Gerusalemme, capitale americana d’Israele

Gerusalemme, capitale americana d’Israele

Trump insiste, «Gerusalemme capitale di Israele», calpestando legalità internazionale, diritti dei palestinesi e la storia.

«Gerusalemme è la capitale d’Israele. Ora pace»

Deve aver pensato la frase per un tweet, ossimoro politico sintesi perfetta delle contraddizioni che rischiano di incendiare il Medio Oriente il mondo in sole quattro parole. La svolta Usa che da 48 ore sta gettando il Medioriente e il mondo nel caos.
Trump ‘pacifista’ insiste a spostare da Tel Aviv la sede diplomatica Usa a Gerusalemme, riconoscendone di fatto l’intera appartenenza allo Stato d’Israele. Buttando alle ortiche il diritto internazionale che considera la città come condivisa, nella parte ovest, israeliana, e est, palestinese.
Anche se, va detto a difesa dell’indifendibile Trump, che sono stati molti in questi anni recenti che hanno contribuito a cancellare la questione palestinese dall’agenda mondiale.

Gerusalemme per la Casa Bianca

Ci sono motivazioni per tutto, anche per le follie più pericolose, scrive Bernard Guetta su France Inter. Quella del trasferimento dell’ambasciata statunitense in Israele sarebbe legata soprattutto all’inchiesta russa. Colpa del Russiagate insomma, se il Medio Oriente esplode. Colpa del procuratore Mueller che si avvicina troppo al Presidente.

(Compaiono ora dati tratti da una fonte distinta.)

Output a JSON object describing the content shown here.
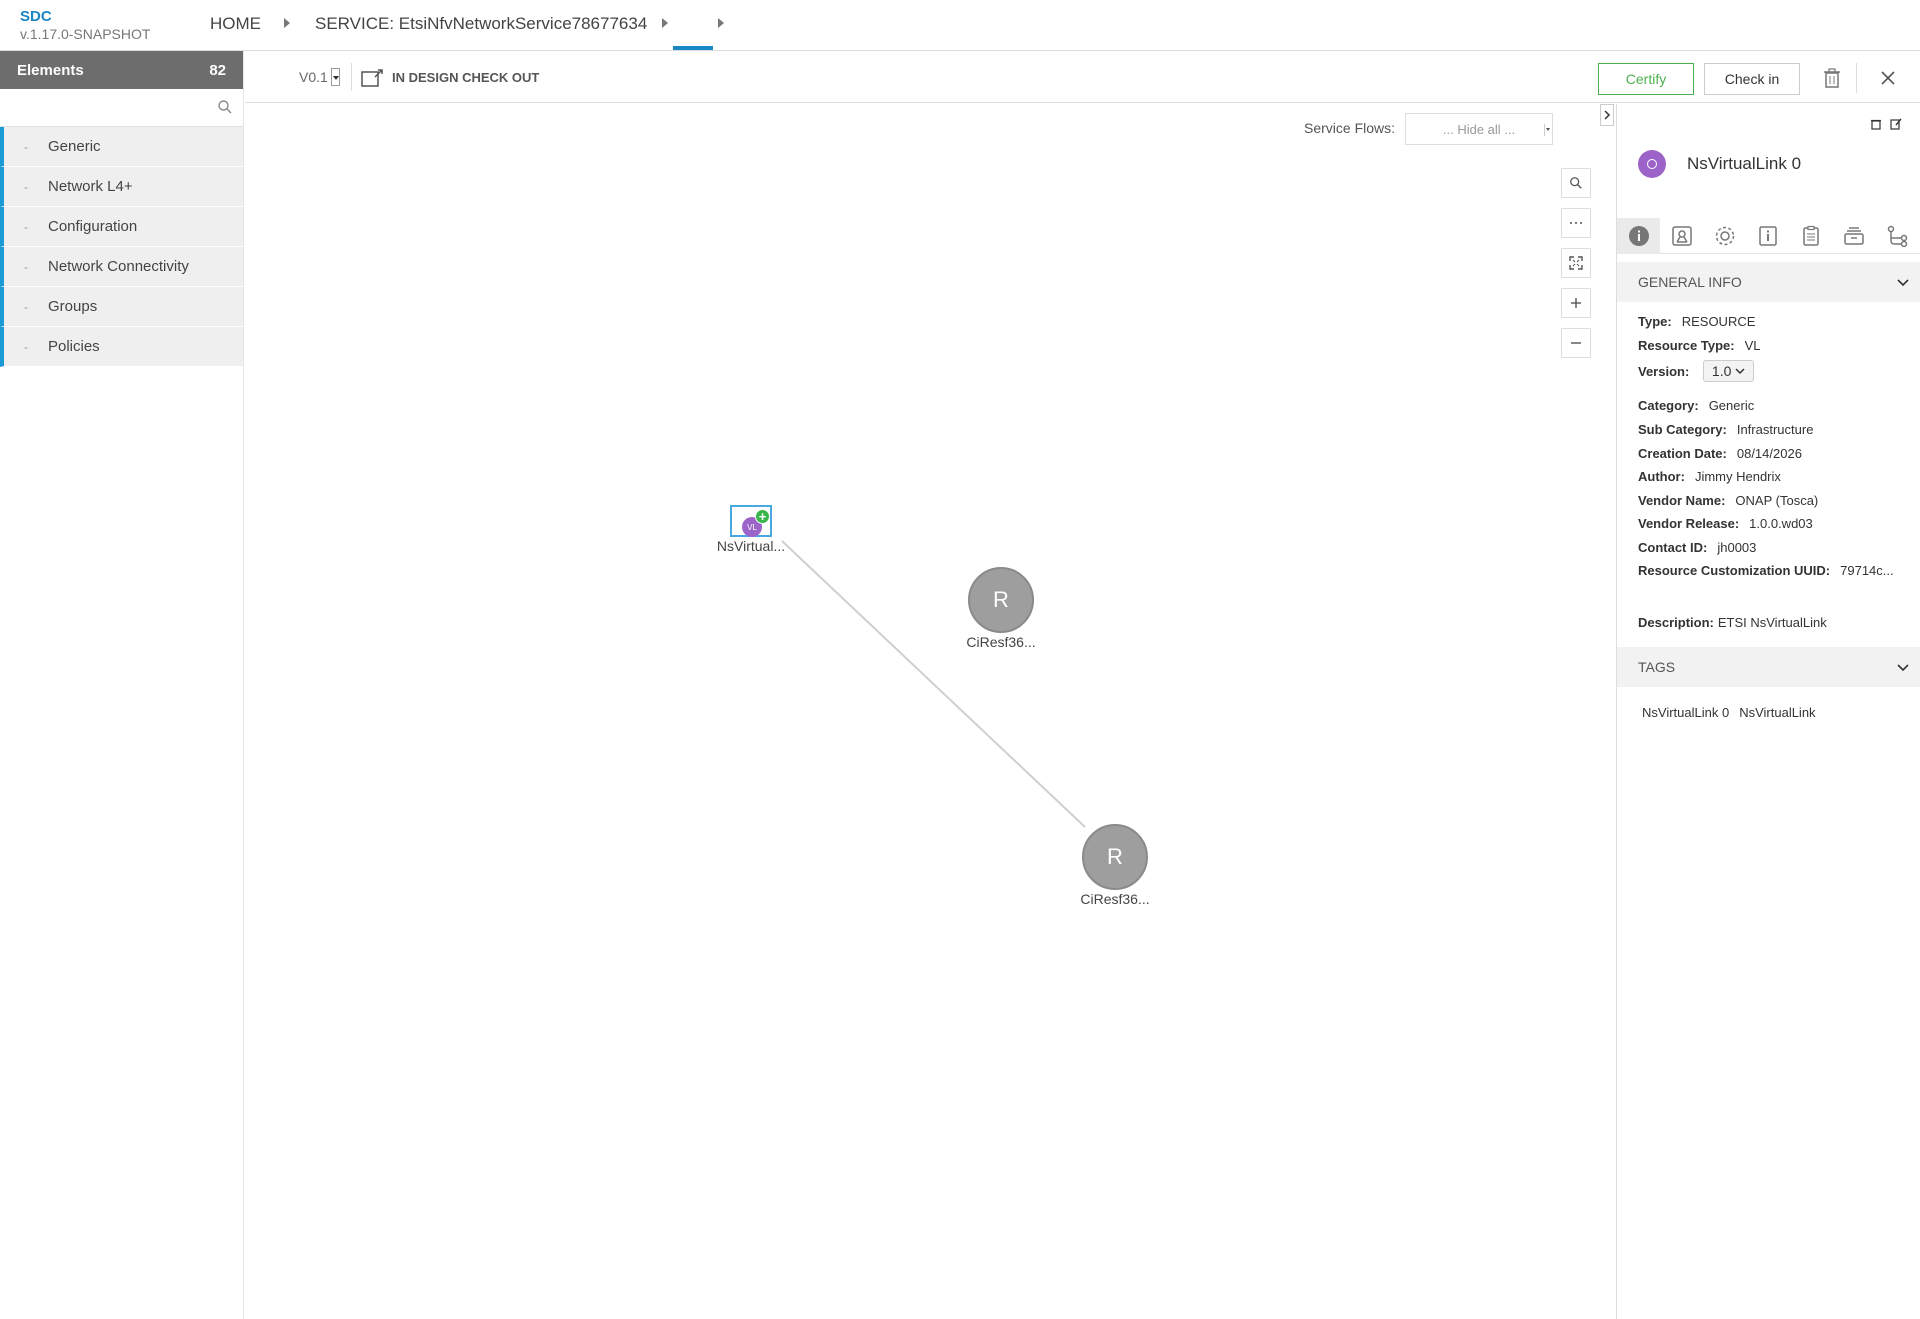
{
  "header": {
    "app_name": "SDC",
    "app_version": "v.1.17.0-SNAPSHOT",
    "breadcrumb_home": "HOME",
    "breadcrumb_service": "SERVICE: EtsiNfvNetworkService78677634"
  },
  "left_panel": {
    "title": "Elements",
    "count": "82",
    "search_placeholder": "",
    "categories": [
      {
        "label": "Generic"
      },
      {
        "label": "Network L4+"
      },
      {
        "label": "Configuration"
      },
      {
        "label": "Network Connectivity"
      },
      {
        "label": "Groups"
      },
      {
        "label": "Policies"
      }
    ]
  },
  "toolbar": {
    "version": "V0.1",
    "status": "IN DESIGN CHECK OUT",
    "certify_label": "Certify",
    "checkin_label": "Check in"
  },
  "canvas": {
    "service_flows_label": "Service Flows:",
    "service_flows_value": "... Hide all ...",
    "nodes": [
      {
        "label": "NsVirtual...",
        "icon_text": "VL"
      },
      {
        "label": "CiResf36...",
        "icon_text": "R"
      },
      {
        "label": "CiResf36...",
        "icon_text": "R"
      }
    ]
  },
  "right_panel": {
    "title": "NsVirtualLink 0",
    "general_info_title": "GENERAL INFO",
    "type_label": "Type:",
    "type_value": "RESOURCE",
    "resource_type_label": "Resource Type:",
    "resource_type_value": "VL",
    "version_label": "Version:",
    "version_value": "1.0",
    "category_label": "Category:",
    "category_value": "Generic",
    "sub_category_label": "Sub Category:",
    "sub_category_value": "Infrastructure",
    "creation_date_label": "Creation Date:",
    "creation_date_value": "08/14/2026",
    "author_label": "Author:",
    "author_value": "Jimmy Hendrix",
    "vendor_name_label": "Vendor Name:",
    "vendor_name_value": "ONAP (Tosca)",
    "vendor_release_label": "Vendor Release:",
    "vendor_release_value": "1.0.0.wd03",
    "contact_id_label": "Contact ID:",
    "contact_id_value": "jh0003",
    "uuid_label": "Resource Customization UUID:",
    "uuid_value": "79714c...",
    "description_label": "Description:",
    "description_value": "ETSI NsVirtualLink",
    "tags_title": "TAGS",
    "tags": [
      "NsVirtualLink 0",
      "NsVirtualLink"
    ]
  },
  "colors": {
    "accent": "#1b86c5",
    "category_bar": "#1b9ad6",
    "certify": "#4caf50",
    "vl_node": "#9c64c9",
    "resource_node": "#9e9e9e"
  }
}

La vicenda dell’ambasciata israeliana -scrive Guetta- serve al presidente per mobilitare gli elettori che gli hanno permesso di superare i suoi avversari.
«Trump vuole far capire che nonostante abbia contro il mondo intero, dagli alleati europei ai mezzi d’informazione passando per i parlamentari repubblicani, i militari e i diplomatici statunitensi, lui intende mantenere le sue promesse, inclusa quella di riconoscere Gerusalemme come capitale di Israele collocandovi l’ambasciata degli Stati Uniti».
Che c’entra questo trasferimento con gli elettori americani? Ad esempio l’appoggio dei cosiddetti “sionisti cristiani”. Fondamentalisti convinti che la creazione di Israele è il compimento delle profezie bibliche. Anche loro l’elettorato di Trump che dovrà mantenerlo alla Casa Bianca

Interessi privati in atti mondiali

Il dramma, per molti osservatori, sopratutto statunitensi, è che questa scelta di Donald Trump priverà gli Stati Uniti della possibilità di mediare nel conflitto israelo-palestinese. Considerazione diffusa, che in un solo anno Trump ha accelerato il declino degli Stati Uniti. Ma rimaniamo ai fatti. La decisione di Trump dà seguito alla legge del Congresso Usa del 1995 in cui Gerusalemme veniva riconosciuta come capitale di Israele, ma la cui operatività è stata rinviata di sei mesi in sei mesi dai presidenti Usa, proprio per il valore geopolitico di questa affermazione. Che oggi preoccupa i capi di Stato dalla Cina a Londra. E la ‘diplomazia’ alla Trump, in una delle questioni più complicate della geopolitica, rischia di far saltare (quasi una certezza) il già precario equilibrio in Medio Oriente.
Vero è che gli Stati Uniti hanno “implementato robusti piani di sicurezza per proteggere gli americani nelle regioni interessate”, ha detto il segretario di Stato Rex Tillerson, lasciato completamente fuori dalla decisione presidenziale.

Medio Oriente sempre più russo

Netanyahu ovviamente festeggia, anche lui leader con problemi di inchieste giudiziarie in casa. Una parte di Iosraele, condivide invece le preoccupazioni del mondo per la ferita inferta alle ragioni di palestinesi. E l’Organizzazione per la liberazione della Palestina è esplicita, «La decisione di Trump apre le porte dell’inferno». La scelta su Gerusalemme, detonatore che aiuterà le organizzazioni estremistiche in una guerra di religione che danneggerà l’intera regione e che ci trascinerà dentro guerre senza fine».
L’Onu critica duramente la scelta di Trump: «Ogni misura unilaterale metta a repentaglio la prospettiva della pace». E sulla scia delle Nazioni unite, l’Unione europea e tutto il blocco occidentale dei Paesi Nato, che temono un ulteriore rafforzamento politico della Russia in tutta l’area scomposta dalla improvvisazioni trumpian-statunitensi.